Crunch Time, the latest series from Rooster Teeth, attempts to answer that question. It’s a bit of It’s Always Sunny in Philadelphia, in its parallels to the show’s “gang” of awful, selfish people, and Weird Science, in that clueless guys are using rogue science to make their fantasies reality. This gang includes Sam (Avery Monsen), who is reeling from a sudden breakup with his girlfriend, Hannah (Jessy Hodges). His pals Connor (Samm Levine) and Berkman (Nick Rutherford) join in on an ethically questionable journey to win Hannah back, and in the process open the door to dream demons and beyond.

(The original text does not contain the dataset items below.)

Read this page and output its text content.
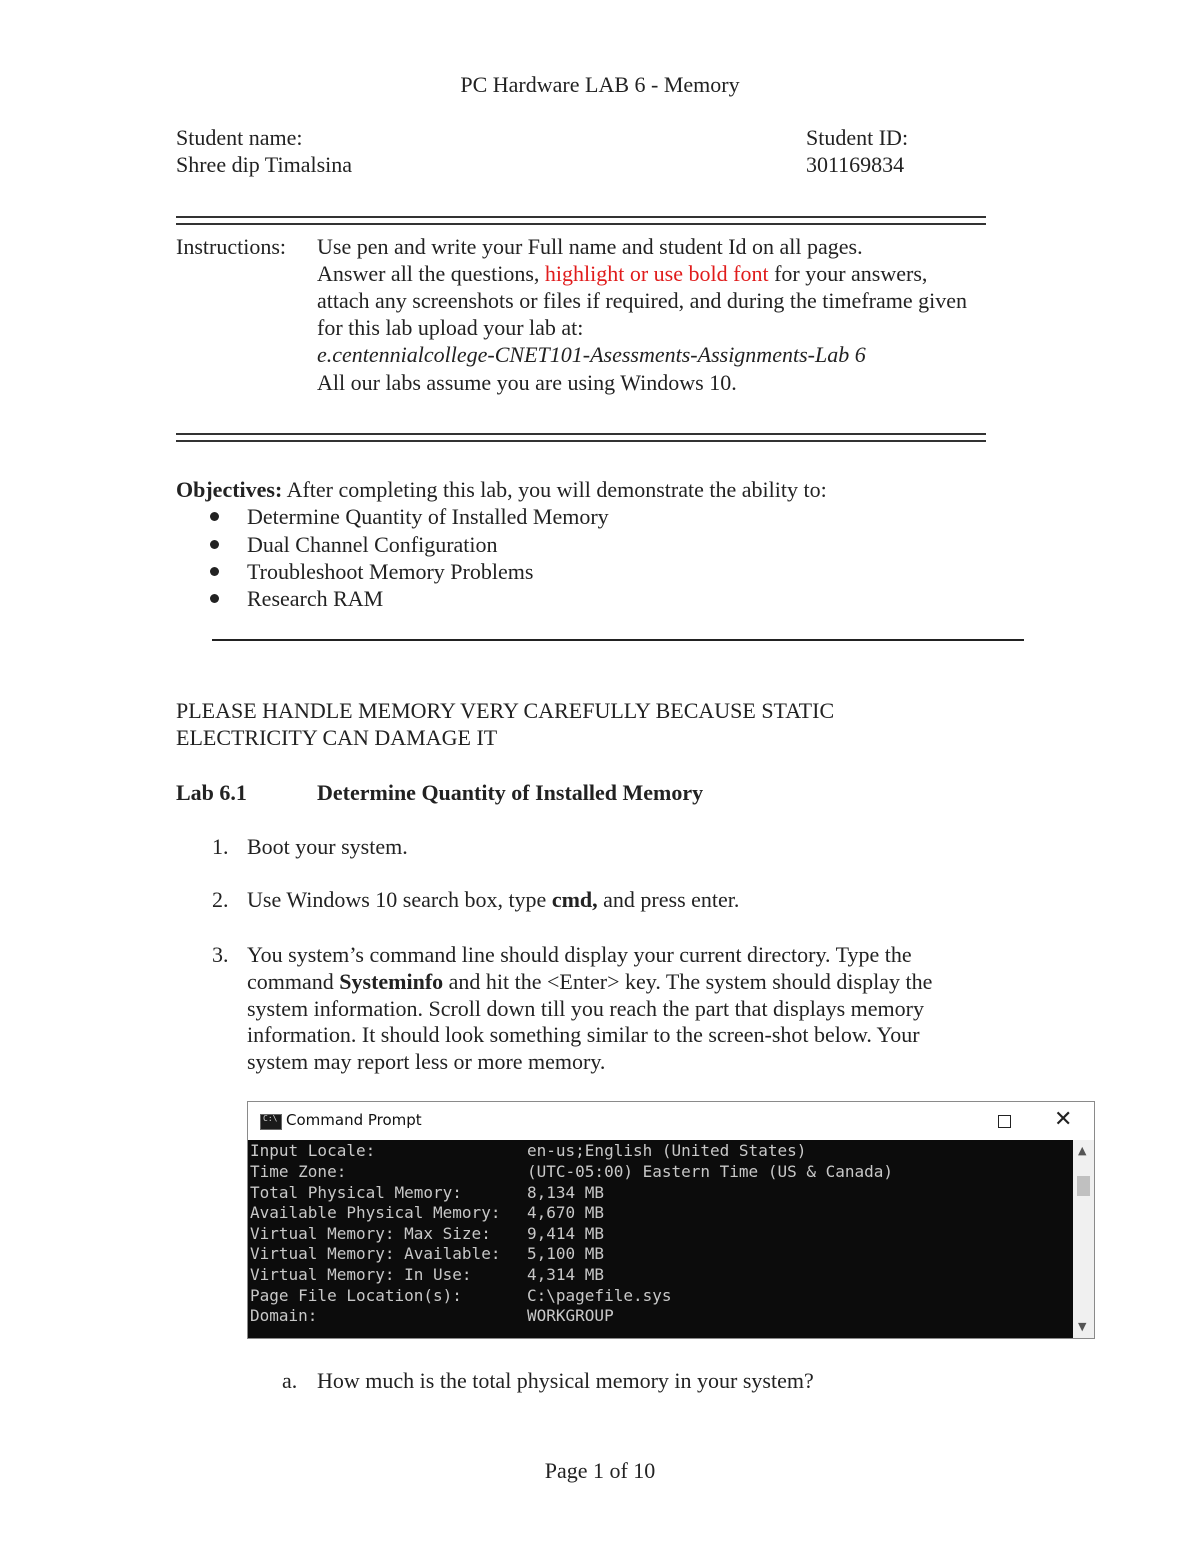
PC Hardware LAB 6 - Memory
Student name:
Shree dip Timalsina
Student ID:
301169834
Instructions: Use pen and write your Full name and student Id on all pages.
Answer all the questions, highlight or use bold font for your answers,
attach any screenshots or files if required, and during the timeframe given
for this lab upload your lab at:
e.centennialcollege-CNET101-Asessments-Assignments-Lab 6
All our labs assume you are using Windows 10.
Objectives: After completing this lab, you will demonstrate the ability to:
Determine Quantity of Installed Memory
Dual Channel Configuration
Troubleshoot Memory Problems
Research RAM
PLEASE HANDLE MEMORY VERY CAREFULLY BECAUSE STATIC
ELECTRICITY CAN DAMAGE IT
Lab 6.1	Determine Quantity of Installed Memory
1. Boot your system.
2. Use Windows 10 search box, type cmd, and press enter.
3. You system’s command line should display your current directory. Type the
command Systeminfo and hit the <Enter> key. The system should display the
system information. Scroll down till you reach the part that displays memory
information. It should look something similar to the screen-shot below. Your
system may report less or more memory.
C:\ Command Prompt	✕
Input Locale:	en-us;English (United States)
Time Zone:	(UTC-05:00) Eastern Time (US & Canada)
Total Physical Memory:	8,134 MB
Available Physical Memory: 4,670 MB
Virtual Memory: Max Size: 9,414 MB
Virtual Memory: Available: 5,100 MB
Virtual Memory: In Use:	4,314 MB
Page File Location(s):	C:\pagefile.sys
Domain:	WORKGROUP
▲
▼
a. How much is the total physical memory in your system?
Page 1 of 10
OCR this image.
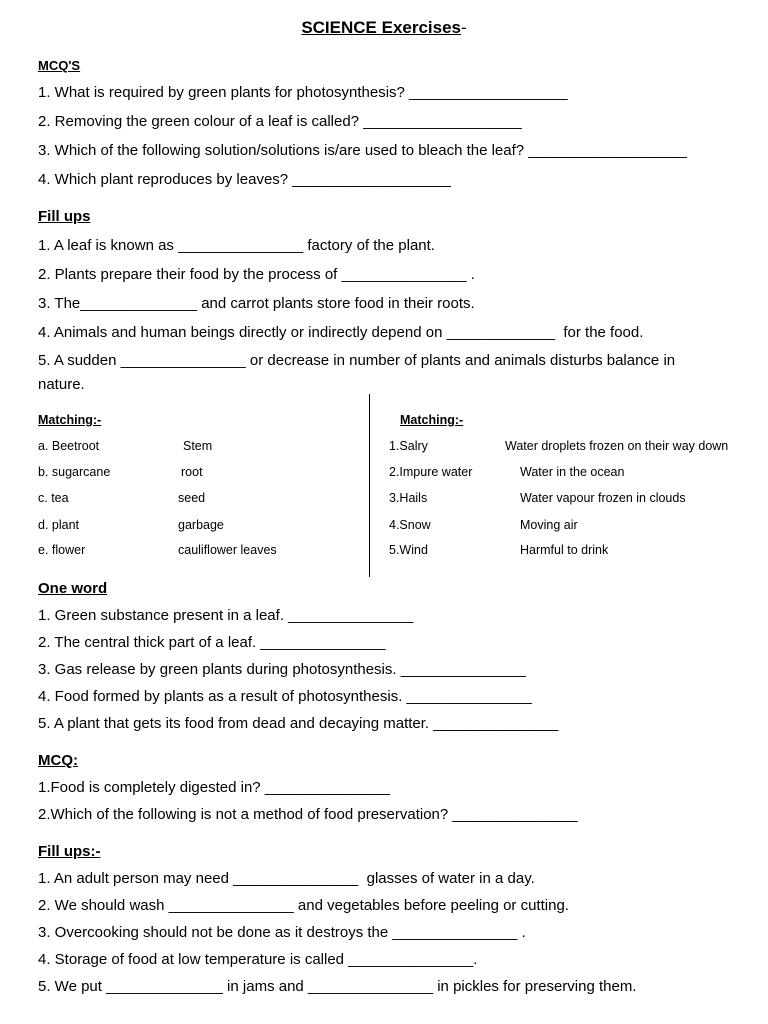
SCIENCE Exercises-
MCQ'S
1. What is required by green plants for photosynthesis? ___________________
2. Removing the green colour of a leaf is called? ___________________
3. Which of the following solution/solutions is/are used to bleach the leaf? ___________________
4. Which plant reproduces by leaves? ___________________
Fill ups
1. A leaf is known as _______________ factory of the plant.
2. Plants prepare their food by the process of _______________ .
3. The______________ and carrot plants store food in their roots.
4. Animals and human beings directly or indirectly depend on _____________  for the food.
5. A sudden _______________ or decrease in number of plants and animals disturbs balance in
nature.
Matching:-
a. Beetroot
b. sugarcane
c. tea
d. plant
e. flower
Stem
root
seed
garbage
cauliflower leaves
Matching:-
1.Salry
2.Impure water
3.Hails
4.Snow
5.Wind
Water droplets frozen on their way down
Water in the ocean
Water vapour frozen in clouds
Moving air
Harmful to drink
One word
1. Green substance present in a leaf. _______________
2. The central thick part of a leaf. _______________
3. Gas release by green plants during photosynthesis. _______________
4. Food formed by plants as a result of photosynthesis. _______________
5. A plant that gets its food from dead and decaying matter. _______________
MCQ:
1.Food is completely digested in? _______________
2.Which of the following is not a method of food preservation? _______________
Fill ups:-
1. An adult person may need _______________  glasses of water in a day.
2. We should wash _______________ and vegetables before peeling or cutting.
3. Overcooking should not be done as it destroys the _______________ .
4. Storage of food at low temperature is called _______________.
5. We put ______________ in jams and _______________ in pickles for preserving them.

Series creators Andrew Disney and Bradley Jackson’s last collaboration was the 2014 film Balls Out, which featured Rutherford and a number of Saturday Night Live cast members. And while there are still a lot of balls in Crunch Time, the premise is a little more engaging: There’s a device that allows people to fall asleep and enter an abstract concept called the Brain Frame and then tailors lucid dreams to their needs.

Is there any real science behind this? Jackson admits they’re not making Primer here. They have a “soft spot” for ‘80s sci-fi films but wanted to make a half-hour serialized show that created its own world, something akin to the warp zones you can drop into in Super Mario Bros. 

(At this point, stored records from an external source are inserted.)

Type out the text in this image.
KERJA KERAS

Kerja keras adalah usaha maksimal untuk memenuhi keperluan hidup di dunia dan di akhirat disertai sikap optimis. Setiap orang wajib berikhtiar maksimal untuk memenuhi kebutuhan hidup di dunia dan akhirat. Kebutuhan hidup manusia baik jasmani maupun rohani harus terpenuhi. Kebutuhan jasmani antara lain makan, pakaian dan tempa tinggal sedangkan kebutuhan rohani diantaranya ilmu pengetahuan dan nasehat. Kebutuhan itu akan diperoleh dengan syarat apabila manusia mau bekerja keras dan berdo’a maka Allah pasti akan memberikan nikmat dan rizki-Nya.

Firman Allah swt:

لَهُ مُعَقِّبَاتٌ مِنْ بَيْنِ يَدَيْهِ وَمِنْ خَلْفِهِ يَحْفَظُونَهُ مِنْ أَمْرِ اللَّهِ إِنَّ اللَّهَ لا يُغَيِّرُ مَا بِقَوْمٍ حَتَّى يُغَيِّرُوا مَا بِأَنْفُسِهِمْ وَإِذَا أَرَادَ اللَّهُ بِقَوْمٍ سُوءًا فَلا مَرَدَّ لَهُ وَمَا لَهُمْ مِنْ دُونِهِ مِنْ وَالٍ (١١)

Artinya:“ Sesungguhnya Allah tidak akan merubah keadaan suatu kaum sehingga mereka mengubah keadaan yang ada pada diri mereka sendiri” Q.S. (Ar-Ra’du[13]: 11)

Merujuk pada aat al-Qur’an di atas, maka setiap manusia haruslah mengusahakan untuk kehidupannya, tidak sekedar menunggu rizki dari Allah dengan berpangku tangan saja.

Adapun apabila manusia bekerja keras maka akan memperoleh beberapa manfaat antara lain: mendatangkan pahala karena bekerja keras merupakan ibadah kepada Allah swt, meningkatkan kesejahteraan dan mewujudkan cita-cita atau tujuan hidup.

“Most of the comedy out there,” Jackson says, “you can watch season 3, episode 9 and understand what’s going on. Whereas, if you wanted to watch Game of Thrones, you couldn’t start with season 4, episode 2… We kind of wanted to do that, where at the end of each episode the stakes are huge. Someone might die, or there’s a black hole.”

Across six episodes, the story of what happens in the Brain Frame is told via a True Detective-style interrogation of the gang, and we learn how their dream machine went off the rails. It starts with a bad decision: After breaking up with him, Sam renders Hannah unconscious by zapping her with some Men in Black-esque device. Sam and his buddies then go into her dreams without her consent and try to get her to like Sam again. The subtext here might not be immediately clear, but it feels like one of Crunch Time’s missteps, especially because later episodes bring Hannah into the “gang” and this breach of trust isn’t really discussed again.

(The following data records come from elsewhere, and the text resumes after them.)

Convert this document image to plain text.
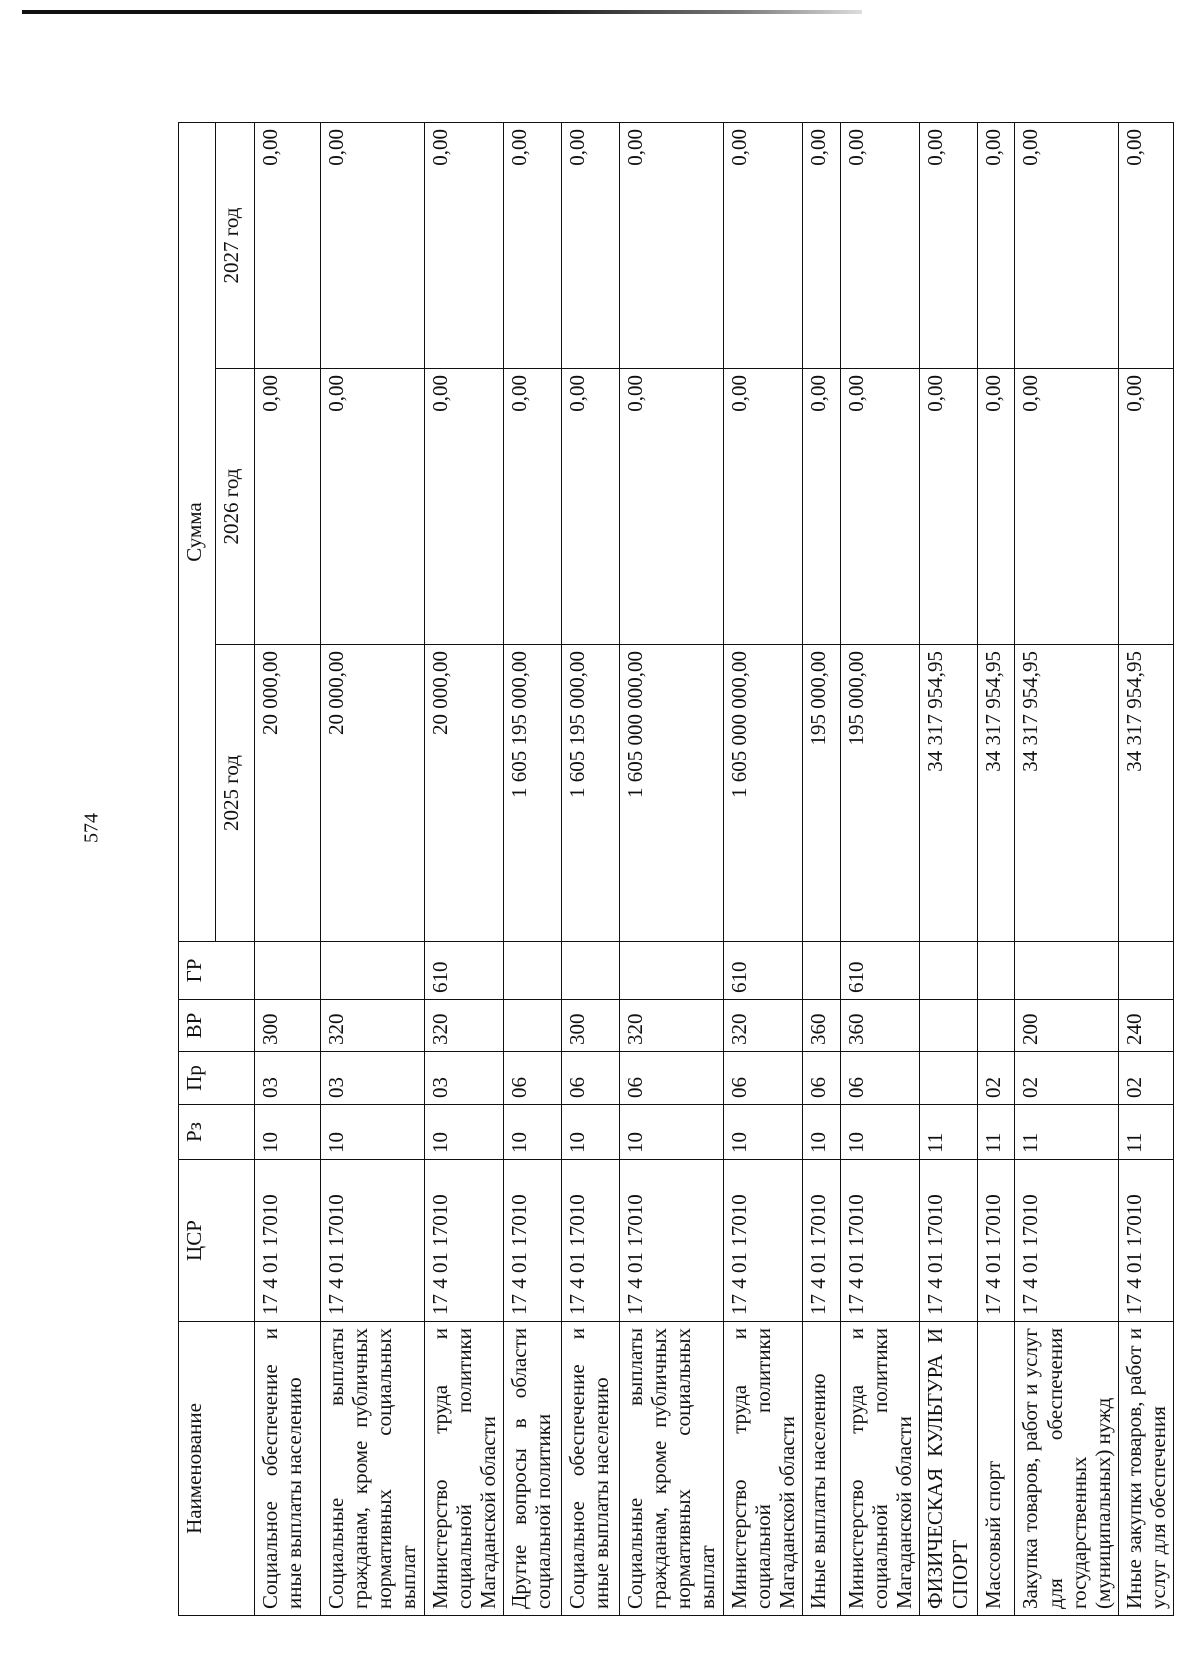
574
Наименование	ЦСР	Рз	Пр	ВР	ГР	Сумма		
						2025 год	2026 год	2027 год
Социальное обеспечение и иные выплаты населению	17 4 01 17010	10	03	300		20 000,00	0,00	0,00
Социальные выплаты гражданам, кроме публичных нормативных социальных выплат	17 4 01 17010	10	03	320		20 000,00	0,00	0,00
Министерство труда и социальной политики Магаданской области	17 4 01 17010	10	03	320	610	20 000,00	0,00	0,00
Другие вопросы в области социальной политики	17 4 01 17010	10	06			1 605 195 000,00	0,00	0,00
Социальное обеспечение и иные выплаты населению	17 4 01 17010	10	06	300		1 605 195 000,00	0,00	0,00
Социальные выплаты гражданам, кроме публичных нормативных социальных выплат	17 4 01 17010	10	06	320		1 605 000 000,00	0,00	0,00
Министерство труда и социальной политики Магаданской области	17 4 01 17010	10	06	320	610	1 605 000 000,00	0,00	0,00
Иные выплаты населению	17 4 01 17010	10	06	360		195 000,00	0,00	0,00
Министерство труда и социальной политики Магаданской области	17 4 01 17010	10	06	360	610	195 000,00	0,00	0,00
ФИЗИЧЕСКАЯ КУЛЬТУРА И СПОРТ	17 4 01 17010	11				34 317 954,95	0,00	0,00
Массовый спорт	17 4 01 17010	11	02			34 317 954,95	0,00	0,00
Закупка товаров, работ и услуг для обеспечения государственных (муниципальных) нужд	17 4 01 17010	11	02	200		34 317 954,95	0,00	0,00
Иные закупки товаров, работ и услуг для обеспечения	17 4 01 17010	11	02	240		34 317 954,95	0,00	0,00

They did talk with Hodges about how to approach the scene, and the whole ridiculous chain of events started with a “guy who had just gotten his heart broken, and so that was always the jumping-off point,” Jackson says. “We knew that everything bad that had happened had come from this guy.” 

And, admittedly, these characters aren’t really meant to be likable; when Rooster Teeth co-founder Burnie Burns shows up as a sadistic interrogator, you’re kind of rooting for him. Kirk Johnson, who plays dream assistant Larry, is one of the series’ highlights. He’s responsible for controlling simulations back in reality, but his ineptitude provides some of the funniest moments in a truly absurd series. There’s also an extended cameo from Starship Troopers’ Casper Van Dien, who first appears in Hannah’s dream. 

While Crunch Time is a complement to Rooster Teeth’s other recent series, Day 5, in which sleep equals death, here co-creator Andrew Disney says they tried to hit “all the things your mind thinks of when uninhibited” in shaping the different dream scenarios they eventually start selling to people, which include flying and a woman being able to shoot lasers from her breasts. 

“The fact that people in different cultures have the exact same nightmare is really interesting,” Jackson says. “One of the most common nightmares is being chased… teeth falling out, being naked in public, flying is a huge one. So we thought that would be a fun jumping-off point. Dreaming is a shared experience that we all have.”

Crunch Time doesn’t really decipher the world of dreams; it turns it into a video game and highlights the id at its foundation.